The 10 Worst Places To Be Stuck Without a Book
If you are a reader (and if you’re here, that’s a safe assumption to make), there aren’t many places to which you travel without a book in hand, or at least in your bag or man-purse. Sure, the odds of having a chance to read in the grocery store are slim to none, but as a reader you want to be ready should the opportunity to get a page or 7 in present itself in between ordering deli meats and cheeses. That said, there are some places where it’s worse to be without reading materials than others. An escalator? You probably won’t need your book, you devil-may-care thrill-seeker, you. But that long line to buy Phish tickets (…for a friend…) would be moving a whole lot faster if you had your book with you. Here are 10 places where you absolutely don’t want to be stuck without a book:
1. Outer space
Oh sure, the stars are awesome and there’s that whole “lack of gravity” thing to contend with, but I’m sure even orbiting the earth, boredom strikes. After all, there are only so many times you can record videos of yourself covering “Space Oddity” a la David Bowie. ( I lied—there aren’t enough remotely enough times you can do that.)
2. The bathroom
There is not one thing more boring than going to the bathroom. If I stopped and tried to figure out how much time the average person spends in the bathroom it would break my heart. UNLESS that time was put to good use. Stock your bathroom with giant novels (War and Peace, The Golden Bowl, etc.), and though it may take thousands of visits, you will eventually be the most well-read person on the planet. Also the grossest.
3. The subway
I used to spend my time on the subway drowning out the sounds of urban life with my headphones jammed painfully into my ears. After the first (or eighth) time I missed my subway stop, I went back to reading on the train. A train ride without a book is like a movie without popcorn—also, books don’t get your fingers greasy. If they do, then you’re doing it wrong.
4. Camping
It is a little-known fact that nothing is more appealing to a rapacious and frenzied bear than a person who does not read. Doing the crossword puzzle doesn’t count. Sure, your friends may laugh at your complete inability to put up a tent, but you’ll be the one laughing when all of your friends are bear-food. I mean, hopefully you’ll keep the titters to a minimum. Because of how, uh, all your friends died? I’ll be real.
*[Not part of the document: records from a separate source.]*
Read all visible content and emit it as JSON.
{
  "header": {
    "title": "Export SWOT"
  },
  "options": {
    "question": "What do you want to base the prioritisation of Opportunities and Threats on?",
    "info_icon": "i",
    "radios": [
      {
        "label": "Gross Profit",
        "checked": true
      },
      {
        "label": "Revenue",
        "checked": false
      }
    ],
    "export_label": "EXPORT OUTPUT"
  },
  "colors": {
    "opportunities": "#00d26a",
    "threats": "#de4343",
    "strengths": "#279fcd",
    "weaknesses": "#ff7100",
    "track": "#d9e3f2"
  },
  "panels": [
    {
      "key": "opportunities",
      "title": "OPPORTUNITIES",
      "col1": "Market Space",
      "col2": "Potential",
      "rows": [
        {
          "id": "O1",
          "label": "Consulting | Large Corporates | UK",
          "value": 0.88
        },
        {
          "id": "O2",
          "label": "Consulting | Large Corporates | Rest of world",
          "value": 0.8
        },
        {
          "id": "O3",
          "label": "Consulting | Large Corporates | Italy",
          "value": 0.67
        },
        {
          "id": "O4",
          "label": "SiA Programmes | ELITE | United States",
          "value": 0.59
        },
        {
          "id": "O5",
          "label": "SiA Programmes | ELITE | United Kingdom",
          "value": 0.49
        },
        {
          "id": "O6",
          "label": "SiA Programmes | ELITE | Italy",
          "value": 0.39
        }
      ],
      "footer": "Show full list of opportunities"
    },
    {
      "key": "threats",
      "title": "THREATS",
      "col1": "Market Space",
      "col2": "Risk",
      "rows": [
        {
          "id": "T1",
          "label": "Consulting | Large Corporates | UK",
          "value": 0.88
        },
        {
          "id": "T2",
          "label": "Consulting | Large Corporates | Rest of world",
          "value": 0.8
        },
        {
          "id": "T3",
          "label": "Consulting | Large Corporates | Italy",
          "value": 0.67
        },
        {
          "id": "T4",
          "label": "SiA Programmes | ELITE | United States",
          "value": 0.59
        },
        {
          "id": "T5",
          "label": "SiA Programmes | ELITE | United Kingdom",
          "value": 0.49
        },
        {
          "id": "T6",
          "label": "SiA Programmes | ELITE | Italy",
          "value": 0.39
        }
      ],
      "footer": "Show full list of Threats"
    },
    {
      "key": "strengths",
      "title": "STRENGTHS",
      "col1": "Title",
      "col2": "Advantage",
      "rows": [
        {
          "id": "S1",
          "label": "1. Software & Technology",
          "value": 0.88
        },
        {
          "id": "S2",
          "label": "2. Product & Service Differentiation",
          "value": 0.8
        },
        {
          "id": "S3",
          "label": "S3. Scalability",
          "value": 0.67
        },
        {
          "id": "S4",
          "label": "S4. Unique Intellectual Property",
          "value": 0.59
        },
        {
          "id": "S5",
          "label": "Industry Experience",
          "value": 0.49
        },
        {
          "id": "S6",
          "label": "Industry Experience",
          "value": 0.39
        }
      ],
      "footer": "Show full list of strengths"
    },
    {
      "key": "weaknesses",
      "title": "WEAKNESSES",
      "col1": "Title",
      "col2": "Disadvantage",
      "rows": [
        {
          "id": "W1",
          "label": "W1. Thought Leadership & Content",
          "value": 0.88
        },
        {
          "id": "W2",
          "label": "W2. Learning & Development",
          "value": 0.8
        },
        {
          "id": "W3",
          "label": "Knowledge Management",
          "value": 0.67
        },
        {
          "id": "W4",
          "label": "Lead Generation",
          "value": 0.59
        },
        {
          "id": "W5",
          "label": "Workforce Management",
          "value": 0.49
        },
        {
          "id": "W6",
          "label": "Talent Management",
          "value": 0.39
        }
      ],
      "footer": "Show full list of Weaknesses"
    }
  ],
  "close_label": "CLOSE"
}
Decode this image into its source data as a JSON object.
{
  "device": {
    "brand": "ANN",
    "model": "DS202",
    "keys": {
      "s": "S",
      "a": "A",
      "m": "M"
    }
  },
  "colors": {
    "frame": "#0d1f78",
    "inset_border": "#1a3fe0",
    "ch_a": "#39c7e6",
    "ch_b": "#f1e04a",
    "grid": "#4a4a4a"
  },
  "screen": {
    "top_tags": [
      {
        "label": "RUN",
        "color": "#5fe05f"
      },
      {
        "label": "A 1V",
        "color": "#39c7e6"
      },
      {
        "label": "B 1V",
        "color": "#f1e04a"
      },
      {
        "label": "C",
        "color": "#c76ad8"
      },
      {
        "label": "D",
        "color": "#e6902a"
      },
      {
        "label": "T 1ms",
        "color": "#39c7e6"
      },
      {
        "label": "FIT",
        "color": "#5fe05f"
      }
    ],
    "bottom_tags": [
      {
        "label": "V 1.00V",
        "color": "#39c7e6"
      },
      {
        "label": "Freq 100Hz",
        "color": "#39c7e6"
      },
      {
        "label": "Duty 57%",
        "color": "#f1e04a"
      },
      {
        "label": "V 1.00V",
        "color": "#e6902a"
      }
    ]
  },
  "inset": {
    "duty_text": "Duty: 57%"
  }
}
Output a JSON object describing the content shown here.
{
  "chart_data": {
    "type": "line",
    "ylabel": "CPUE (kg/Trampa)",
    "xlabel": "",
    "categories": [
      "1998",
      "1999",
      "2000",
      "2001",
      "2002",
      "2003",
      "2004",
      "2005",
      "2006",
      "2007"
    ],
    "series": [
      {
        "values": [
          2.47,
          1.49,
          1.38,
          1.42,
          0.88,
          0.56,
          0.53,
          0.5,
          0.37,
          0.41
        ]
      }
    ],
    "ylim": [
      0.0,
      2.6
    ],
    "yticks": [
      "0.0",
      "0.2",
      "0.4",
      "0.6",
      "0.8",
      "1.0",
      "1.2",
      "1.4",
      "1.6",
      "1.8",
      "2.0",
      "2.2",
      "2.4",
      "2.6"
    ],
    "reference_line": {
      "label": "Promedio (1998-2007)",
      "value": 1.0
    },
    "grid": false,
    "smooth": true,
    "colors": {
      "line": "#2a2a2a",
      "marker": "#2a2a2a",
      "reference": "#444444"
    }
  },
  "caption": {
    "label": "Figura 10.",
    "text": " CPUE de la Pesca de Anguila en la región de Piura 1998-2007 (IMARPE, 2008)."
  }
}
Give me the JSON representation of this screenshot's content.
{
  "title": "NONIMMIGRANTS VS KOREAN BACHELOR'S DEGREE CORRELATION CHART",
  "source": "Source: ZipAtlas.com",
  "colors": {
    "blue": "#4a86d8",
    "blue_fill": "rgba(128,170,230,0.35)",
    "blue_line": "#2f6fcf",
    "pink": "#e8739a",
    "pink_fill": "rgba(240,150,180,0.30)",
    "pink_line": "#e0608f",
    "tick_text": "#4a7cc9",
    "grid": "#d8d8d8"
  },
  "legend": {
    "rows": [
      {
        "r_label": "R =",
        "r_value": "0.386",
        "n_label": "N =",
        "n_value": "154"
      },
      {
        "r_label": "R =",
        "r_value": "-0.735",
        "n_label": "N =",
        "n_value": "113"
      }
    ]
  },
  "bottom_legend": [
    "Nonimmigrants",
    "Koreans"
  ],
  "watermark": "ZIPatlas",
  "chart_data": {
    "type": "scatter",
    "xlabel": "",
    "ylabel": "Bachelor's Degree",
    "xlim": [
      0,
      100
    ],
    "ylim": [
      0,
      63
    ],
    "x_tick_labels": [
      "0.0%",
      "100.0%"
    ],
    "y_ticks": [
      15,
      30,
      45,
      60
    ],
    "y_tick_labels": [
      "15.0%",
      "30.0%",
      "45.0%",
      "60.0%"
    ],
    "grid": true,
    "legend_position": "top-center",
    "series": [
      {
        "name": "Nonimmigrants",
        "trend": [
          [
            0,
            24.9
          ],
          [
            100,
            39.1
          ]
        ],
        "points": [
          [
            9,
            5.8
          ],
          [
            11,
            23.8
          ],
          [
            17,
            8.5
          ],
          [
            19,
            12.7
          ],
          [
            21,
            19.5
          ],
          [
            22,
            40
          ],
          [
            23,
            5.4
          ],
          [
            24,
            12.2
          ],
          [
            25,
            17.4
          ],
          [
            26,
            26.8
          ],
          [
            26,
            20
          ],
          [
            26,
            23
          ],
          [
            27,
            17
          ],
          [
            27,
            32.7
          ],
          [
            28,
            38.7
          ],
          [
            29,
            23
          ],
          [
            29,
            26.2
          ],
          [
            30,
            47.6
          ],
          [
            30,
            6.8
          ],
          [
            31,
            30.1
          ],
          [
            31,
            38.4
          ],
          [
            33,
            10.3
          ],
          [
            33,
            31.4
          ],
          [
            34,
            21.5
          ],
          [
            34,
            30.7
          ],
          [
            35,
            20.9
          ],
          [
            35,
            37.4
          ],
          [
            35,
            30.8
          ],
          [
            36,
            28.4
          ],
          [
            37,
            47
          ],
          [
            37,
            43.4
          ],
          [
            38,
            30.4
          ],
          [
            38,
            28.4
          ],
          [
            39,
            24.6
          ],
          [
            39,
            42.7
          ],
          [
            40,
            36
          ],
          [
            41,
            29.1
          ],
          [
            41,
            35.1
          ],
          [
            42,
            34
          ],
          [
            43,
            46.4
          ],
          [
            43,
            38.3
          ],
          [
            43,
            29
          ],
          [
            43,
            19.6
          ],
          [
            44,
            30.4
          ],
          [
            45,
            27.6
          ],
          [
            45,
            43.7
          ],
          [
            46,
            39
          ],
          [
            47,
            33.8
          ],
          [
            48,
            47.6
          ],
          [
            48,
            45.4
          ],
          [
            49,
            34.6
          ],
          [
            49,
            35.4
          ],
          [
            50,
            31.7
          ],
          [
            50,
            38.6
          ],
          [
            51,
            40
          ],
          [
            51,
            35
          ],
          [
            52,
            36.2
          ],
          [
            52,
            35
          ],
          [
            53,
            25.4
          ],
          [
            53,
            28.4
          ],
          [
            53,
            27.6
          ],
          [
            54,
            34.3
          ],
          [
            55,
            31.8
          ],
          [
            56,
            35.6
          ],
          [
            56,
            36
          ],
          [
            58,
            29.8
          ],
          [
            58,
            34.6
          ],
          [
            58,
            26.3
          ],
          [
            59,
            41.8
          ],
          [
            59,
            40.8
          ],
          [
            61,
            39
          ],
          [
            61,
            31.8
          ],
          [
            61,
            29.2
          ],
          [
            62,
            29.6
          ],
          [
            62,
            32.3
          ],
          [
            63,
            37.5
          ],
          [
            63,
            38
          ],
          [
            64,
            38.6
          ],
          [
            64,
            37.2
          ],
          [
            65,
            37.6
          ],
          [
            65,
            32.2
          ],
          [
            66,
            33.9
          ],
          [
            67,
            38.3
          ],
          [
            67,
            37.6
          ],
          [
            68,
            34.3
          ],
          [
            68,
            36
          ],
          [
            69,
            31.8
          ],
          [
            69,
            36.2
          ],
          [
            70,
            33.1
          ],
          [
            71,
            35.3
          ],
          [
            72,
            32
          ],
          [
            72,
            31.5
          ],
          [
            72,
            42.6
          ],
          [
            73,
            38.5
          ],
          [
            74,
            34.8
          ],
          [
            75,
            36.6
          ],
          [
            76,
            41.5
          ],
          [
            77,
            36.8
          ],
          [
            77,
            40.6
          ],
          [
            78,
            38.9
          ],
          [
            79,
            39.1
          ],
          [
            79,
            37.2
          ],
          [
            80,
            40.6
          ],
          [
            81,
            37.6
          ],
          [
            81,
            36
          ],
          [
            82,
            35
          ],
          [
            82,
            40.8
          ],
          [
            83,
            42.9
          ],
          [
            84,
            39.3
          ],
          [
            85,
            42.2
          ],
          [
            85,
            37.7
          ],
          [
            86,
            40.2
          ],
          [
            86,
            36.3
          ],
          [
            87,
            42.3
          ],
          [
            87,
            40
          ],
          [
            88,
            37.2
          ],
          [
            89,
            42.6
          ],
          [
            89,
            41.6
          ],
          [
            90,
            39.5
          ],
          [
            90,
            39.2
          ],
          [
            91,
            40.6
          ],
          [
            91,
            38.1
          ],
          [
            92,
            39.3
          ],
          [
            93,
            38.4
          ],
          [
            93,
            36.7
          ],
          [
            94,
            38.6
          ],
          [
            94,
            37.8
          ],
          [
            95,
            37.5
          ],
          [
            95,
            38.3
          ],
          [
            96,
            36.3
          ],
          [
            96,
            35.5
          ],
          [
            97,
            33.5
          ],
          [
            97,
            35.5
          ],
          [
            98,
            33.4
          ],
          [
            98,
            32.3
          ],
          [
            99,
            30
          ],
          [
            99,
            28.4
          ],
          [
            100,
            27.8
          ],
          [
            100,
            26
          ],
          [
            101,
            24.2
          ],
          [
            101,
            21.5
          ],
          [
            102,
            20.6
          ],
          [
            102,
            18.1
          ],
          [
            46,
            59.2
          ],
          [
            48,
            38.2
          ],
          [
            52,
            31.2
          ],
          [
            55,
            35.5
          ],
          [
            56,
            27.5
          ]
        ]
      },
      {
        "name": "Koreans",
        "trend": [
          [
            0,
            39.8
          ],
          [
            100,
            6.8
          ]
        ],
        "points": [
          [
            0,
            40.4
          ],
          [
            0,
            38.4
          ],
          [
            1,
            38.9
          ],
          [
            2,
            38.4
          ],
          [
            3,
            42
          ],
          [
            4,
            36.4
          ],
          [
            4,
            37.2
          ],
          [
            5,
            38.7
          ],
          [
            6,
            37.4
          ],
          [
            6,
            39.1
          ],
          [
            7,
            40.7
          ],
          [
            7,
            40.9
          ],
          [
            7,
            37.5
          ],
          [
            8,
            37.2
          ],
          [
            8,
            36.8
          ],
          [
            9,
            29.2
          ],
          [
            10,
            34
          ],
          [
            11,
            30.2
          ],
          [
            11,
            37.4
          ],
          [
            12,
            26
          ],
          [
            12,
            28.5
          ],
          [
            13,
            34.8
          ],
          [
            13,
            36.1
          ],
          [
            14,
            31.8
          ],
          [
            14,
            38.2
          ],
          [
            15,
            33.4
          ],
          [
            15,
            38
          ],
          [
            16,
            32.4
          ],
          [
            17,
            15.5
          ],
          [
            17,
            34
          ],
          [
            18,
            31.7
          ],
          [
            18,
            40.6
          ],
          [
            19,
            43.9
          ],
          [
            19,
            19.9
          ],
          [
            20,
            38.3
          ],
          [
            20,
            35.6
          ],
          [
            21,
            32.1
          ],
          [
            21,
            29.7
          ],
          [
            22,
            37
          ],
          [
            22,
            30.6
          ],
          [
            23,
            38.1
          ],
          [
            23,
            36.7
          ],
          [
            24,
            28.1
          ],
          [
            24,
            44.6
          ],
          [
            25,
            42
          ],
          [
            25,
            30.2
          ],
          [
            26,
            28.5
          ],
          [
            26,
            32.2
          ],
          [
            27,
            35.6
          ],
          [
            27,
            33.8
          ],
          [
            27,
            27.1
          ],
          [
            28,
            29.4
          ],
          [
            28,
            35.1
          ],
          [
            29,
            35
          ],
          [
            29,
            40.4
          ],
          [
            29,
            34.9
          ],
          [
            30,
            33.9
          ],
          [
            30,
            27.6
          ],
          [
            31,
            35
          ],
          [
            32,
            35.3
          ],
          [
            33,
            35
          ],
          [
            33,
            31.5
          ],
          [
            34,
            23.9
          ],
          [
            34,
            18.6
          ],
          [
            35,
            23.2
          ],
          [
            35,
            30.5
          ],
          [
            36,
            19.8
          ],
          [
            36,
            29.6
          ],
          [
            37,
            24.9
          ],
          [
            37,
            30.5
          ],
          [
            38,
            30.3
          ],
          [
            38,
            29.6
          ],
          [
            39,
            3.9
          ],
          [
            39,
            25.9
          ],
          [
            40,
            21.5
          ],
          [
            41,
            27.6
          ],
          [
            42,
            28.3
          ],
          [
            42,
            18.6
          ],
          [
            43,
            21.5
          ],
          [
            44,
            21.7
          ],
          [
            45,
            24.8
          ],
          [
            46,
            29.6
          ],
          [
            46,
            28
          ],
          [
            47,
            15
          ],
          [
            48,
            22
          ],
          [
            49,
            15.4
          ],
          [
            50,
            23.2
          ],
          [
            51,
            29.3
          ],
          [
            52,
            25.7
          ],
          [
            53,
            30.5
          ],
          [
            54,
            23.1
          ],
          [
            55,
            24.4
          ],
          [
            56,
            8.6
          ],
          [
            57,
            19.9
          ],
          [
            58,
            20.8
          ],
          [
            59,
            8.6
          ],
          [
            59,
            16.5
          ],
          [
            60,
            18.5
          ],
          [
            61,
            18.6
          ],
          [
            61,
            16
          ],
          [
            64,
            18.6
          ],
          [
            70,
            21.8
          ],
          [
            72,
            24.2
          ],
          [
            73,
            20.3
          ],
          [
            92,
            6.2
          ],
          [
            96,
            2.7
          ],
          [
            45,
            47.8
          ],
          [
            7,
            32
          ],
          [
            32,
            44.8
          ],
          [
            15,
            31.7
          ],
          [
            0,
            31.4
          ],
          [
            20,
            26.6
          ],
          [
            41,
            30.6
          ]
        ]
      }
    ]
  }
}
This one has gotten away from me…and yet I stand by it.
5. The doctor’s office
Sometimes doctors like to test your ability to handle stress by leaving you waiting in their (aptly named) waiting rooms for upwards of 37 years. Show them that there’s life in the old girl yet: bring a book and the time is sure to fly by! Leave a book at home and enjoy passing the time by watching how the dust settles over your head and shoulders.
6. A restaurant
This is ideal if you’re dining alone. There is, to my mind, no more winning combination than the taking in of a new book and the taking in of mozzarella sticks. But if you try to read while out with friends, you might alienate them. Which you really can’t afford to do at this point. Since most of your friends have been eaten by bears.
7. A bank robbery
If it’s your first time robbing a bank, you don’t want to be without a book. This way, when people are all “stop, thief!” you can simply bop them over the head with The Poisonwood Bible. They will probably also start calling you the Bookworm Bandit, which is, I think we can all agree, the best.
8. Jurassic Park
Because let’s be real: you’ve never really been THAT into dinosaurs, right? But the camp-dramatic antics of the gang from Pretty Little Liars? That’s something you can really freak out about.
9. Speed dating
Works as a both a prop, proving your intelligence, and as a disincentive to those who might think two minutes of small talk has made excessive (or any) hand-holding their right. De-nied, weirdo.
10. A nudist beach
If you show up at a nudist beach without a book, you’re going to wind up looking like a sunburned pervert. Bring one with you, and you’re just another lover of the way the air feels tickling your belly button, not at all interested in gawking at fellow nudies because you’ve got the new Liane Moriarty to read.
Where are you most desperate for a book to keep you company?